One final note on performance: Although we saw many ships and boats with open-array antennas rotating, we did not witness any interference from nearby radar, although Navico has acknowledged that this type of interference is one side-effect of this technology.
Conclusion
For a cruising sailor in areas of limited visibility, this is enticing technology. Its limited power draw and reduced emissions are probably its most seductive features. However, in order to function, this unit needs to be on and coupled with a multi-function display, which has additional power requirements.
The average power consumption in our 2006 test of conventional radar when actively scanning was between 4 and 6 amps. The Furuno 1734C draws about 3 amps in its power-saving “watchman” mode—which scans the area every 5 minutes and sounds an audible alarm if it picks up a target. The total draw for the BR24 radar and HDS-10 when transmitting is about 2.3 amps, and less than an amp in standby, or intermittent scan mode. This amp savings can add up over a long passage.
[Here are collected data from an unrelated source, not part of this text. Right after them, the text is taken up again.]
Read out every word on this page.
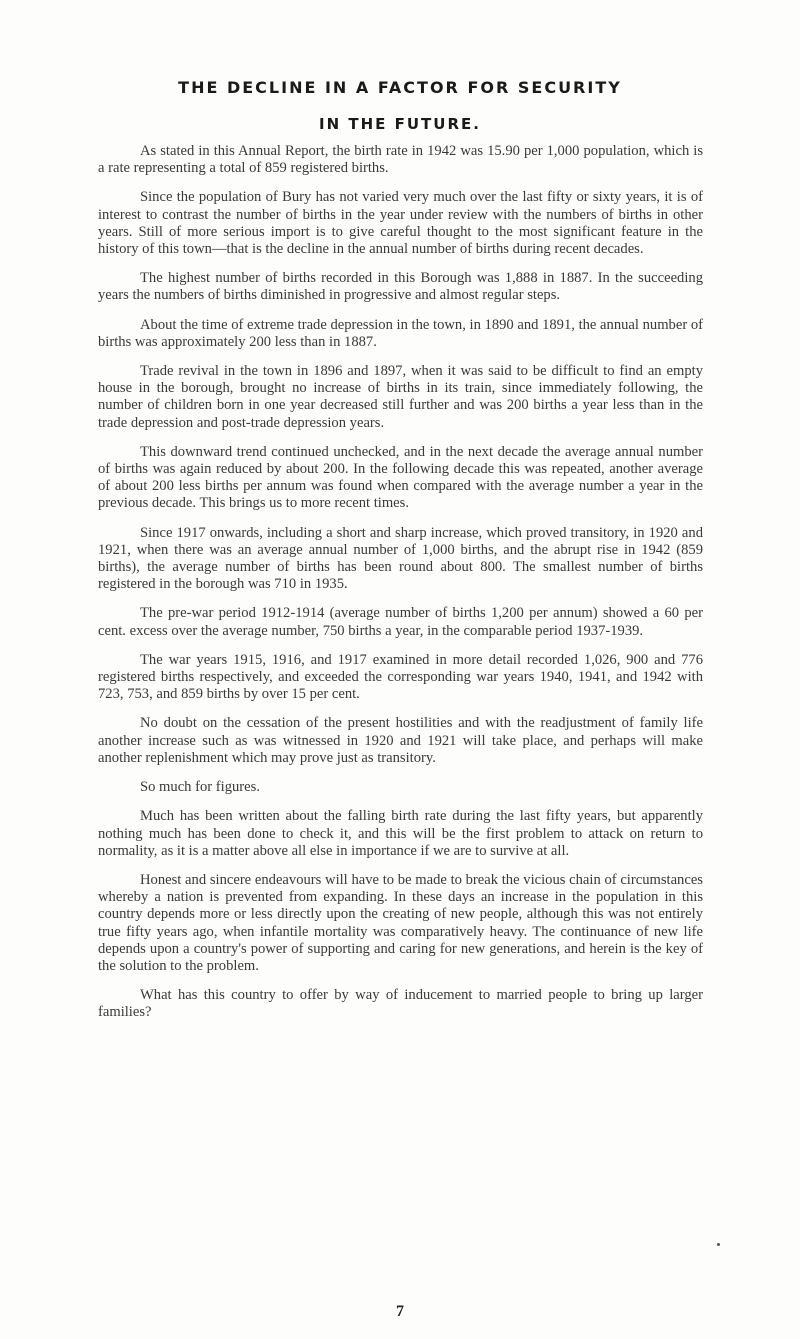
THE DECLINE IN A FACTOR FOR SECURITY
IN THE FUTURE.

As stated in this Annual Report, the birth rate in 1942 was 15.90 per 1,000 population, which is a rate representing a total of 859 registered births.

Since the population of Bury has not varied very much over the last fifty or sixty years, it is of interest to contrast the number of births in the year under review with the numbers of births in other years. Still of more serious import is to give careful thought to the most significant feature in the history of this town—that is the decline in the annual number of births during recent decades.

The highest number of births recorded in this Borough was 1,888 in 1887. In the succeeding years the numbers of births diminished in progressive and almost regular steps.

About the time of extreme trade depression in the town, in 1890 and 1891, the annual number of births was approximately 200 less than in 1887.

Trade revival in the town in 1896 and 1897, when it was said to be difficult to find an empty house in the borough, brought no increase of births in its train, since immediately following, the number of children born in one year decreased still further and was 200 births a year less than in the trade depression and post-trade depression years.

This downward trend continued unchecked, and in the next decade the average annual number of births was again reduced by about 200. In the following decade this was repeated, another average of about 200 less births per annum was found when compared with the average number a year in the previous decade. This brings us to more recent times.

Since 1917 onwards, including a short and sharp increase, which proved transitory, in 1920 and 1921, when there was an average annual number of 1,000 births, and the abrupt rise in 1942 (859 births), the average number of births has been round about 800. The smallest number of births registered in the borough was 710 in 1935.

The pre-war period 1912-1914 (average number of births 1,200 per annum) showed a 60 per cent. excess over the average number, 750 births a year, in the comparable period 1937-1939.

The war years 1915, 1916, and 1917 examined in more detail recorded 1,026, 900 and 776 registered births respectively, and exceeded the corresponding war years 1940, 1941, and 1942 with 723, 753, and 859 births by over 15 per cent.

No doubt on the cessation of the present hostilities and with the readjustment of family life another increase such as was witnessed in 1920 and 1921 will take place, and perhaps will make another replenishment which may prove just as transitory.

So much for figures.

Much has been written about the falling birth rate during the last fifty years, but apparently nothing much has been done to check it, and this will be the first problem to attack on return to normality, as it is a matter above all else in importance if we are to survive at all.

Honest and sincere endeavours will have to be made to break the vicious chain of circumstances whereby a nation is prevented from expanding. In these days an increase in the population in this country depends more or less directly upon the creating of new people, although this was not entirely true fifty years ago, when infantile mortality was comparatively heavy. The continuance of new life depends upon a country's power of supporting and caring for new generations, and herein is the key of the solution to the problem.

What has this country to offer by way of inducement to married people to bring up larger families?

7
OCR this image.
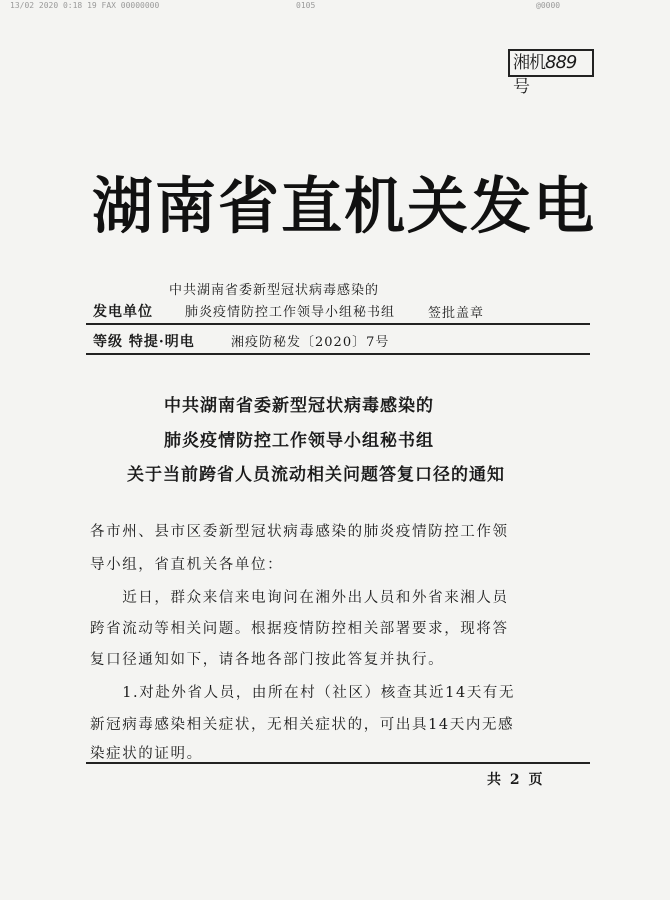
13/02 2020 0:18 19 FAX 00000000	0105	@0000
湘机889号
湖南省直机关发电
中共湖南省委新型冠状病毒感染的
发电单位 肺炎疫情防控工作领导小组秘书组	签批盖章
等级 特提·明电	湘疫防秘发〔2020〕7号
中共湖南省委新型冠状病毒感染的
肺炎疫情防控工作领导小组秘书组
关于当前跨省人员流动相关问题答复口径的通知
各市州、县市区委新型冠状病毒感染的肺炎疫情防控工作领
导小组，省直机关各单位：
　　近日，群众来信来电询问在湘外出人员和外省来湘人员
跨省流动等相关问题。根据疫情防控相关部署要求，现将答
复口径通知如下，请各地各部门按此答复并执行。
　　1.对赴外省人员，由所在村（社区）核查其近14天有无
新冠病毒感染相关症状，无相关症状的，可出具14天内无感
染症状的证明。
共 2 页
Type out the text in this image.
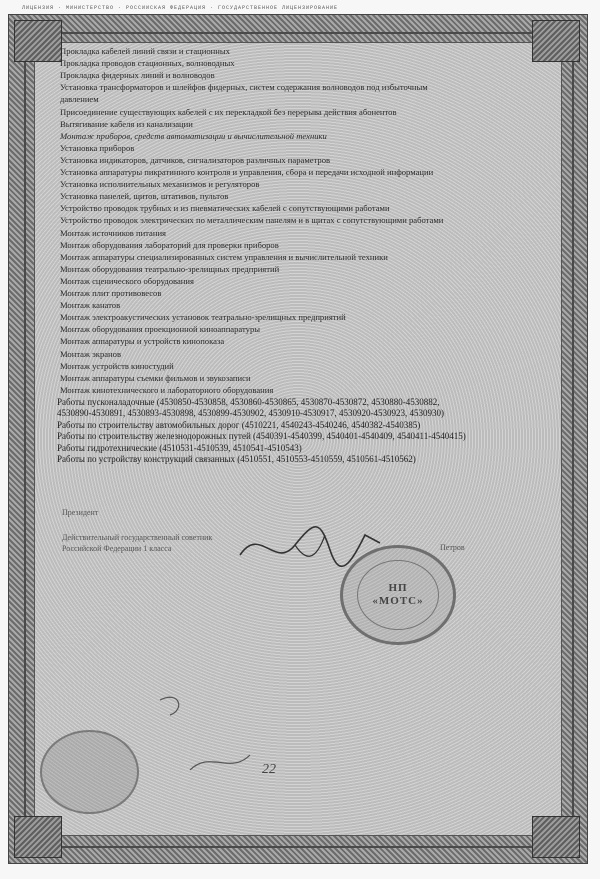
ЛИЦЕНЗИЯ · МИНИСТЕРСТВО · РОССИЙСКАЯ ФЕДЕРАЦИЯ · ГОСУДАРСТВЕННОЕ ЛИЦЕНЗИРОВАНИЕ
Прокладка кабелей линий связи и стационных
Прокладка проводов стационных, волноводных
Прокладка фидерных линий и волноводов
Установка трансформаторов и шлейфов фидерных, систем содержания волноводов под избыточным
давлением
Присоединение существующих кабелей с их перекладкой без перерыва действия абонентов
Вытягивание кабеля из канализации
Монтаж приборов, средств автоматизации и вычислительной техники
Установка приборов
Установка индикаторов, датчиков, сигнализаторов различных параметров
Установка аппаратуры пикратинного контроля и управления, сбора и передачи исходной информации
Установка исполнительных механизмов и регуляторов
Установка панелей, щитов, штативов, пультов
Устройство проводок трубных и из пневматических кабелей с сопутствующими работами
Устройство проводок электрических по металлическим панелям и в щитах с сопутствующими работами
Монтаж источников питания
Монтаж оборудования лабораторий для проверки приборов
Монтаж аппаратуры специализированных систем управления и вычислительной техники
Монтаж оборудования театрально-зрелищных предприятий
Монтаж сценического оборудования
Монтаж плит противовесов
Монтаж канатов
Монтаж электроакустических установок театрально-зрелищных предприятий
Монтаж оборудования проекционной киноаппаратуры
Монтаж аппаратуры и устройств кинопоказа
Монтаж экранов
Монтаж устройств киностудий
Монтаж аппаратуры съемки фильмов и звукозаписи
Монтаж кинотехнического и лабораторного оборудования
Работы пусконаладочные (4530850-4530858, 4530860-4530865, 4530870-4530872, 4530880-4530882,
4530890-4530891, 4530893-4530898, 4530899-4530902, 4530910-4530917, 4530920-4530923, 4530930)
Работы по строительству автомобильных дорог (4510221, 4540243-4540246, 4540382-4540385)
Работы по строительству железнодорожных путей (4540391-4540399, 4540401-4540409, 4540411-4540415)
Работы гидротехнические (4510531-4510539, 4510541-4510543)
Работы по устройству конструкций связанных (4510551, 4510553-4510559, 4510561-4510562)
Президент
Действительный государственный советник
Российской Федерации 1 класса	Петров
НП
«МОТС»
22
Bottom line: For a coastal cruising sailor in a foggy areas, this unit can be exceptionally useful navigating past fixed navigational hazards—whether they are isolated rocks, fish traps, or pilings. Its low draw will cut down on engine run time on boats with limited battery reserves. We can think of challenging environments where this unit would be a good match, and it gets a Recommended rating for this reason.
However, when it comes to collision avoidance in some regions, warning time is a big deal. In this area, the scales clearly tip in favor of more conventional radar systems with longer-range capabilities. (The newest generation of radars are also refining close-range definition.) Offshore fishermen in quick, maneuverable boats might gravitate toward the unit, as would sailors watching amps or radar emissions, but the ocean-voyaging sailor concerned about maximum range should consider other products.